Selain laporan oleh para misionaris Jerman dan oleh koran-koran
Belanda, petunjuk lainnya bahwa Singamangaraja XII beralih agama ke
agama Islam termasuk:
Singamangaraja XII tidak makan babi;
pengaruh Islam terlihat pada bendera perang Singamangaraja dalam gambar kelewang, matahari dan bulan; dan
pengaruh Islam terlihat pada bendera perang Singamangaraja dalam gambar kelewang, matahari dan bulan; dan
Sisingamangaraja XII memiliki cap yang bertuliskan huruf Jawi (tulisan Arab-Melayu).
Untuk butir 1 dapat dikatakan bahwa bukan hanya Singamangaraja XII
yang tidak boleh makan babi, melainkan hal itu berlaku juga untuk semua
Singamangaraja sebelumnya. Pantangan makan babi tidak ada kaitan dengan
agama Islam melainkan juga berlaku untuk para raja yang beragama Hindu.
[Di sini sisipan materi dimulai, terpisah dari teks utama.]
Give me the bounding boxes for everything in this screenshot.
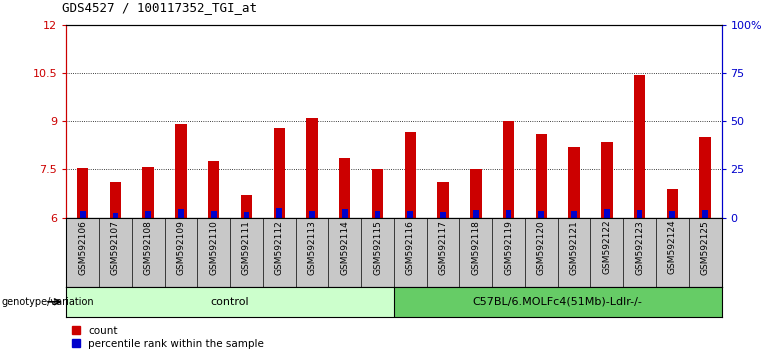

Dalam hal ini perlu diingatkan bahwa agama asli Batak sangat kuat
pengaruh Hindu. Untuk butir 2, kelewang, matahari, dan bulan bukan
lambang yang eksklusif Islam. Selain daripada itu perlu diingatkan bahwa
kerajaan Singamangaraja XII dikelilingi oleh kerajaan-kerajaan Islam
sehingga tidak mengherankan kalau ia meminjamkan lambang yang juga
digunakan oleh para raja Melayu. Khususnya untuk butir 3. cap
Singamangaraja telah dianalisis oleh Prof. Uli Kozok.[2] Selain sebuah
teks yang memakai surat Batak (aksara Batak) terdapat pula sebuah teks
berhuruf Jawi (Arab Melayu) yang berbunyi; Inilah cap maharaja di negeri
Teba kampung Bakara nama kotanya hijrat nabi 1304 [?] sedangkan dalam
aksara Batak pada cap itu tertulis Ahu ma sap tuan Si Singamangaraja
tian Bangkara, artinya “Akulah cap Tuan Si Singamangaraja dari
Bangkara”. Berdasarkan analisis empat cap Singamangaraja maka Profesor
Kozok tiba pada kesimpulan bahwa keempat cap Singamangaraja masih
relatif baru, dan diilhami oleh cap para raja Melayu, terutama oleh
kerajaan Barus. Pada abad ke-19 huruf Arab-Melayu (Jawi) umum dipakai
oleh semua raja di Sumatra sehingga sangat masuk akal bahwa
Singamangaraja XII juga menggunakan huruf yang sama agar capnya dapat
dibaca tidak hanya oleh orang Batak sendiri melainkan juga oleh orang
luar.
Dengan demikian dapat disimpulkan bahwa argumentasi bahwa
Singamangaraja XII telah berpindah agama cukup lemah. Sekiranya
Singamangaraja memang memeluk agama Islam maka pasti ia akan mengimbau
agar rakyatnya juga memeluk agama Islam. Laporan para penginjil seperti
I.L. Nommensen bahwa Singamangaraja telah memeluk agama Islam terutama
dimaksud untuk mendiskreditkan Singamangaraja dan untuk menggambarkannya
sebagai musuh pemerintah Belanda. Oleh sebab itu maka pembaca harus
bersikap sangat berhati-hati terhadap kesimpulan yang sulit dapat
dipertahankan.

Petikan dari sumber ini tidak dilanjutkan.